WASHINGTON, D.C. (March 5, 2024) |
The CFPB Tuesday issued its final rule to drastically reduce the safe harbor threshold credit card issuers can charge for late payments to $8. While the rule only applies to issuers that have over 1 million open accounts and the bureau claims the rule will have no impact on smaller issuers such as credit unions, America’s Credit Unions President/CEO Jim Nussle argues it will have negative implications on consumers and financial institutions.
- Credit card late fees are not “surprise” or “junk” fees – they are required by the CFPB to be clearly detailed upfront for consumers.
- By signing a credit card agreement, consumers know the costs if their payments are tardy.
- The CFPB’s own research shows that 74% of American pay their bills on time. There is no need to penalize those who follow the rules.
- The proposed rule will negatively impact the ability of credit unions to offer viable credit card programs, manage the risks associated with those programs, and increase the costs of credit cards for all cardholding members – not just those that incur late payment fees.
- The CFPB and the Administration have repeatedly classified a broad range of ordinary fees in the consumer financial services market as so-called “junk fees” obscuring the true cost of financial services.
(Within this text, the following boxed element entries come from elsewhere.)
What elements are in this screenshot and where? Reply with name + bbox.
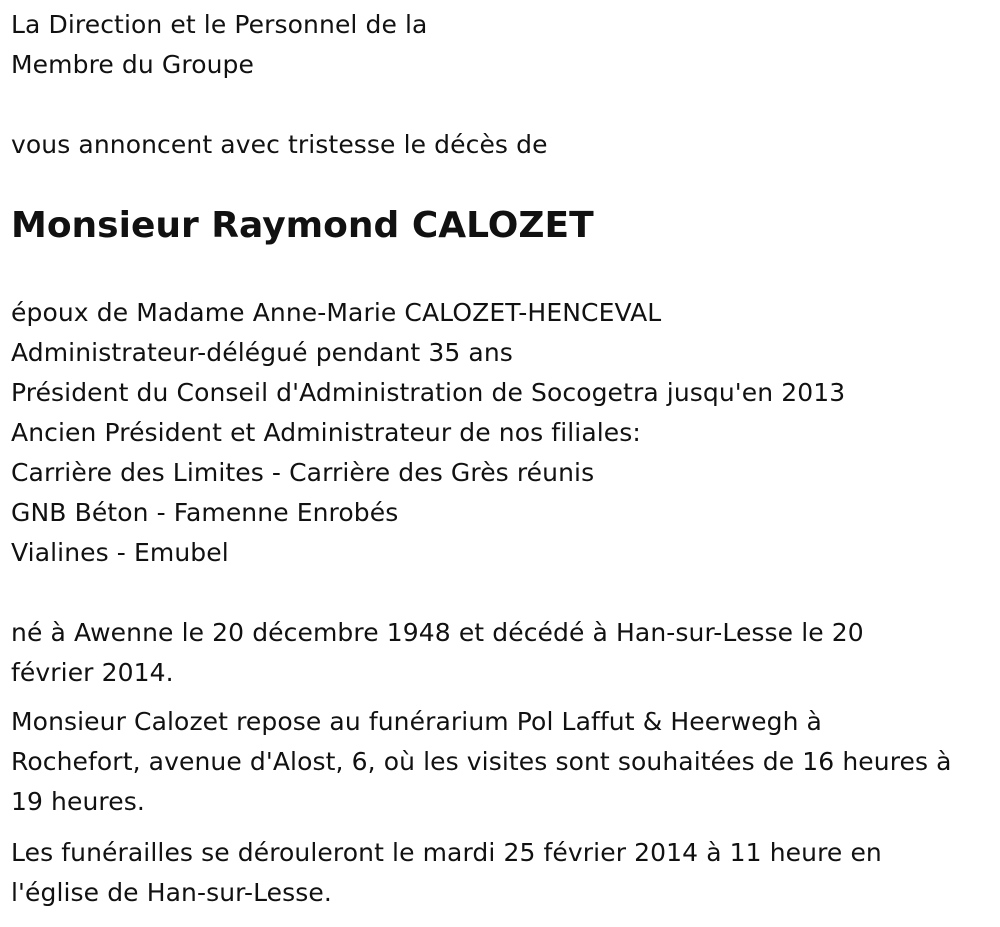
birth-death-line-2: février 2014. [11, 658, 174, 687]
detail-spouse: époux de Madame Anne-Marie CALOZET-HENCEVAL [11, 298, 662, 327]
detail-subsidiary-3: Vialines - Emubel [11, 538, 229, 567]
announcement-text: vous annoncent avec tristesse le décès de [11, 130, 548, 159]
deceased-name: Monsieur Raymond CALOZET [11, 205, 594, 246]
detail-role-2: Président du Conseil d'Administration de Socogetra jusqu'en 2013 [11, 378, 846, 407]
detail-subsidiary-1: Carrière des Limites - Carrière des Grès réunis [11, 458, 595, 487]
detail-role-3: Ancien Président et Administrateur de nos filiales: [11, 418, 641, 447]
birth-death-line-1: né à Awenne le 20 décembre 1948 et décédé à Han-sur-Lesse le 20 [11, 618, 864, 647]
visitation-line-3: 19 heures. [11, 787, 145, 816]
visitation-line-1: Monsieur Calozet repose au funérarium Pol Laffut & Heerwegh à [11, 707, 822, 736]
header-line-2: Membre du Groupe [11, 50, 254, 79]
detail-role-1: Administrateur-délégué pendant 35 ans [11, 338, 513, 367]
header-line-1: La Direction et le Personnel de la [11, 10, 428, 39]
visitation-line-2: Rochefort, avenue d'Alost, 6, où les visites sont souhaitées de 16 heures à [11, 747, 952, 776]
funeral-line-1: Les funérailles se dérouleront le mardi 25 février 2014 à 11 heure en [11, 838, 882, 867]
detail-subsidiary-2: GNB Béton - Famenne Enrobés [11, 498, 399, 527]
funeral-line-2: l'église de Han-sur-Lesse. [11, 878, 332, 907]
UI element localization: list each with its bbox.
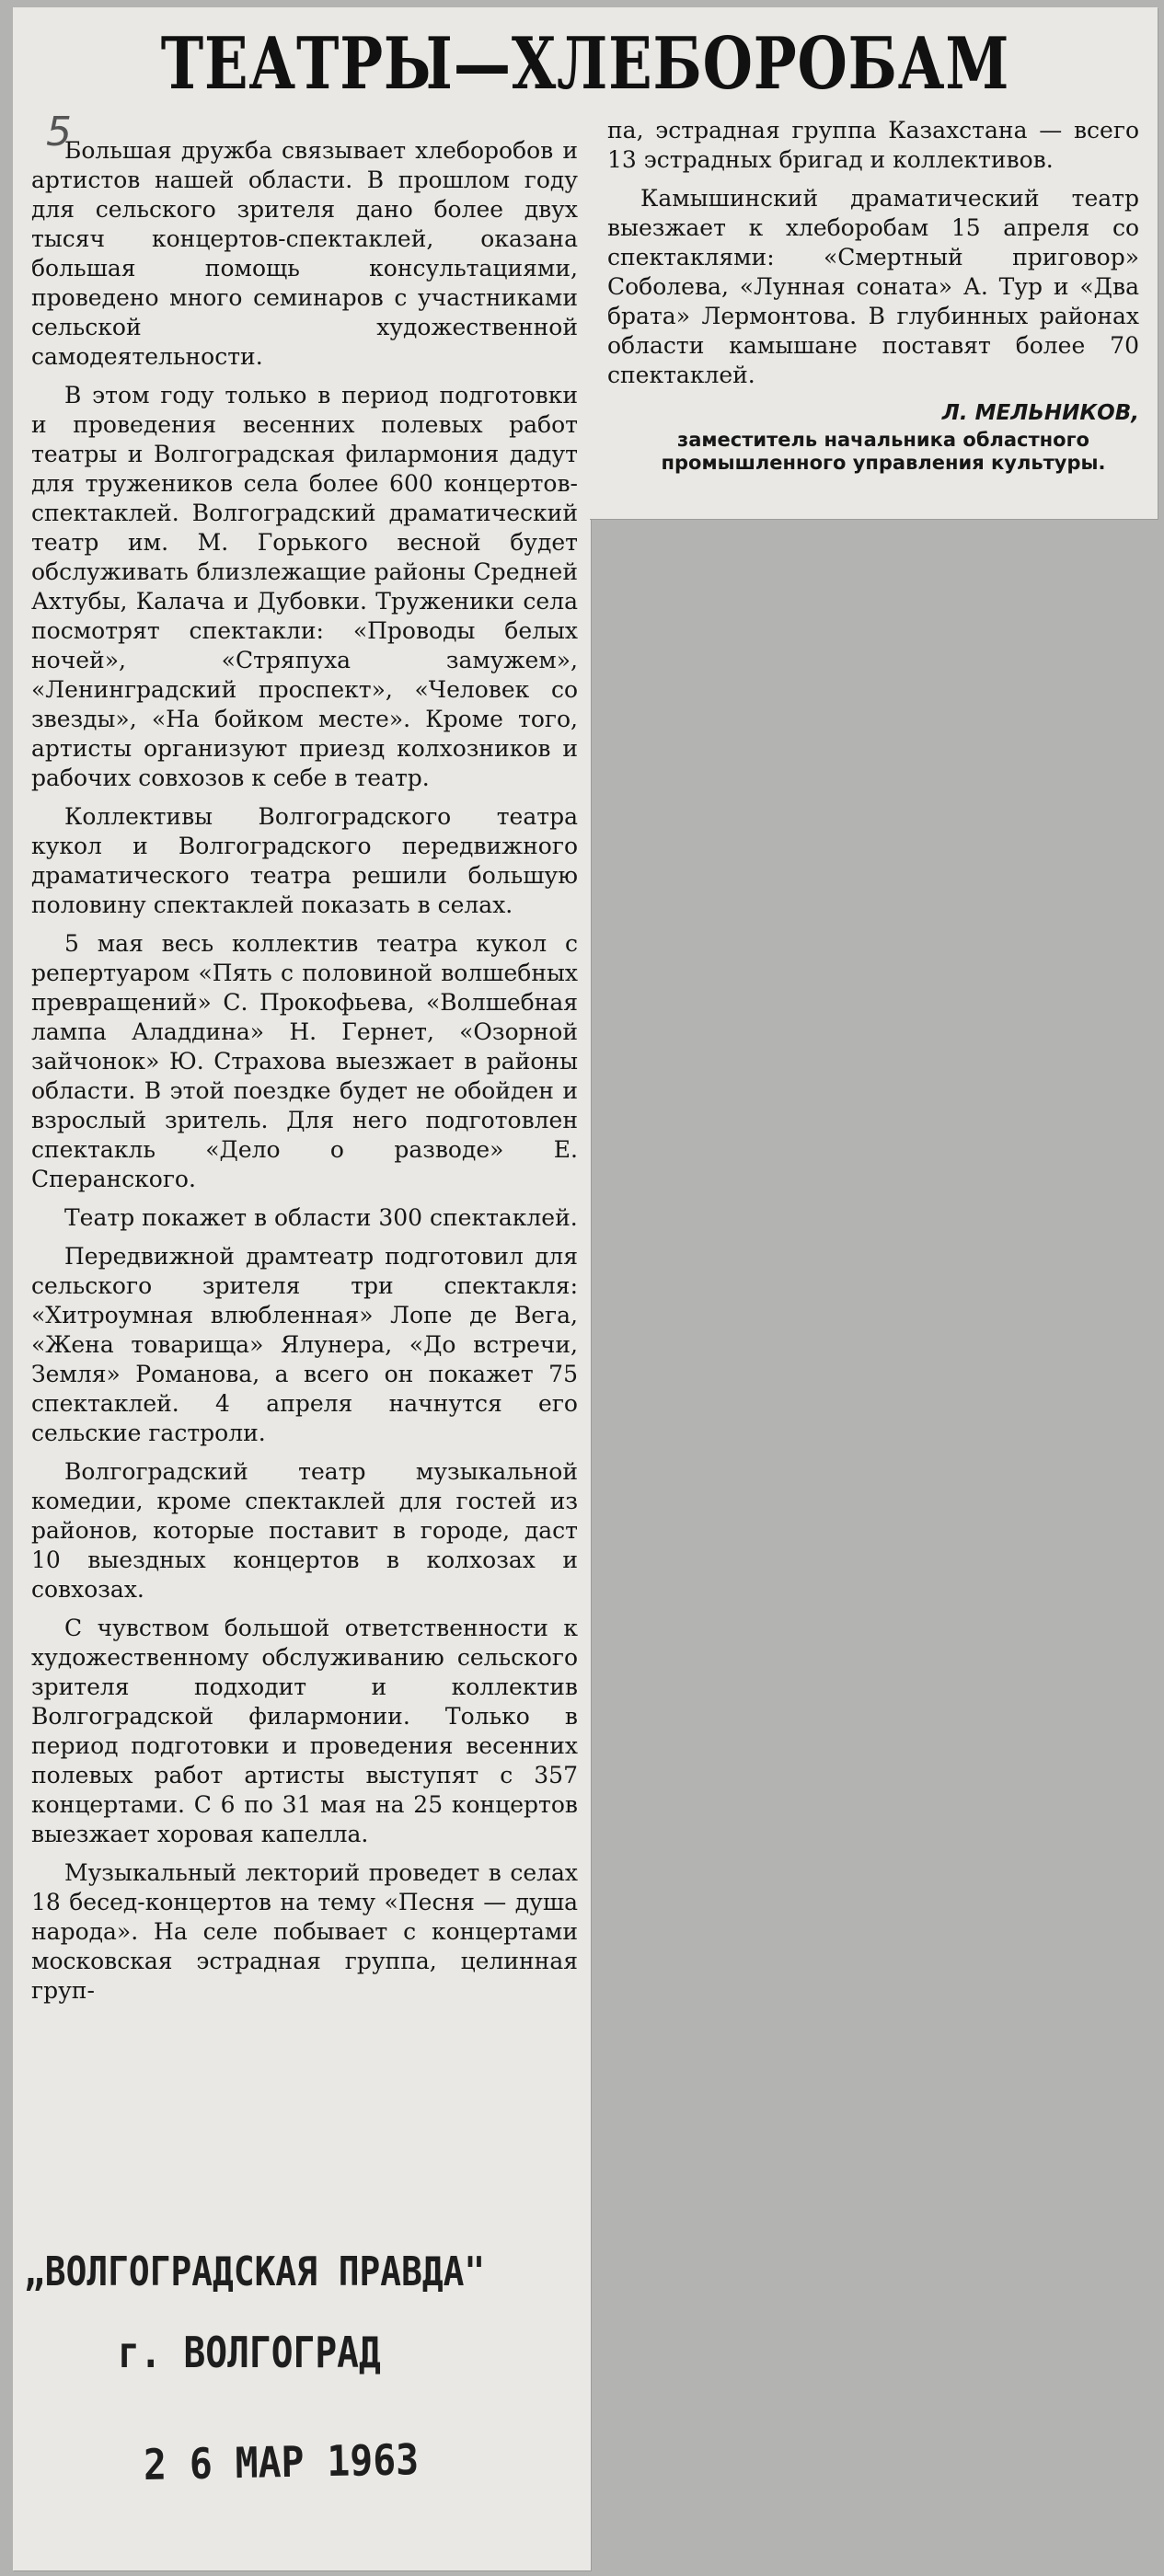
pencil-mark: 5 xyxy=(46,109,72,155)
paragraph: Музыкальный лекторий проведет в селах 18 бесед-концертов на тему «Песня — душа народа». На селе побывает с концертами московская эстрадная группа, целинная груп- xyxy=(31,1859,578,2004)
author-name: Л. МЕЛЬНИКОВ, xyxy=(941,401,1139,425)
article-column-2 xyxy=(607,116,1139,475)
author-title: заместитель начальника областного промышленного управления культуры. xyxy=(661,429,1106,474)
article-column-1 xyxy=(31,136,578,2015)
paragraph: Театр покажет в области 300 спектаклей. xyxy=(64,1204,578,1231)
paragraph: Коллективы Волгоградского театра кукол и Волгоградского передвижного драматического театра решили большую половину спектаклей показать в селах. xyxy=(31,803,578,918)
stamp-date: 2 6 МАР 1963 xyxy=(143,2434,420,2490)
paragraph: С чувством большой ответственности к художественному обслуживанию сельского зрителя подходит и коллектив Волгоградской филармонии. Только в период подготовки и проведения весенних полевых работ артисты выступят с 357 концертами. С 6 по 31 мая на 25 концертов выезжает хоровая капелла. xyxy=(31,1615,578,1847)
paragraph: Передвижной драмтеатр подготовил для сельского зрителя три спектакля: «Хитроумная влюбленная» Лопе де Вега, «Жена товарища» Ялунера, «До встречи, Земля» Романова, а всего он покажет 75 спектаклей. 4 апреля начнутся его сельские гастроли. xyxy=(31,1243,578,1446)
paragraph: Волгоградский театр музыкальной комедии, кроме спектаклей для гостей из районов, которые поставит в городе, даст 10 выездных концертов в колхозах и совхозах. xyxy=(31,1458,578,1603)
paragraph: Большая дружба связывает хлеборобов и артистов нашей области. В прошлом году для сельского зрителя дано более двух тысяч концертов-спектаклей, оказана большая помощь консультациями, проведено много семинаров с участниками сельской художественной самодеятельности. xyxy=(31,137,578,370)
stamp-source-newspaper: „ВОЛГОГРАДСКАЯ ПРАВДА" xyxy=(24,2248,486,2295)
stamp-city: г. ВОЛГОГРАД xyxy=(118,2328,381,2377)
paragraph: 5 мая весь коллектив театра кукол с репертуаром «Пять с половиной волшебных превращений» С. Прокофьева, «Волшебная лампа Аладдина» Н. Гернет, «Озорной зайчонок» Ю. Страхова выезжает в районы области. В этой поездке будет не обойден и взрослый зритель. Для него подготовлен спектакль «Дело о разводе» Е. Сперанского. xyxy=(31,930,578,1192)
paragraph: па, эстрадная группа Казахстана — всего 13 эстрадных бригад и коллективов. xyxy=(607,117,1139,173)
paragraph: Камышинский драматический театр выезжает к хлеборобам 15 апреля со спектаклями: «Смертный приговор» Соболева, «Лунная соната» А. Тур и «Два брата» Лермонтова. В глубинных районах области камышане поставят более 70 спектаклей. xyxy=(607,185,1139,388)
paragraph: В этом году только в период подготовки и проведения весенних полевых работ театры и Волгоградская филармония дадут для тружеников села более 600 концертов-спектаклей. Волгоградский драматический театр им. М. Горького весной будет обслуживать близлежащие районы Средней Ахтубы, Калача и Дубовки. Труженики села посмотрят спектакли: «Проводы белых ночей», «Стряпуха замужем», «Ленинградский проспект», «Человек со звезды», «На бойком месте». Кроме того, артисты организуют приезд колхозников и рабочих совхозов к себе в театр. xyxy=(31,382,578,791)
article-headline: ТЕАТРЫ—ХЛЕБОРОБАМ xyxy=(160,22,1010,106)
- This government-wide effort to characterize all fees as “junk fees” appears to be a public relations tactic intended to divert the public’s attention away from the runaway inflation and other economic pressures impacting American’s budgets.
- America’s Credit Unions has received comments on this rule and many credit unions said their credit card programs targeted toward those with lower credit scores or thin credit profiles would be the first cut, tightening credit availability.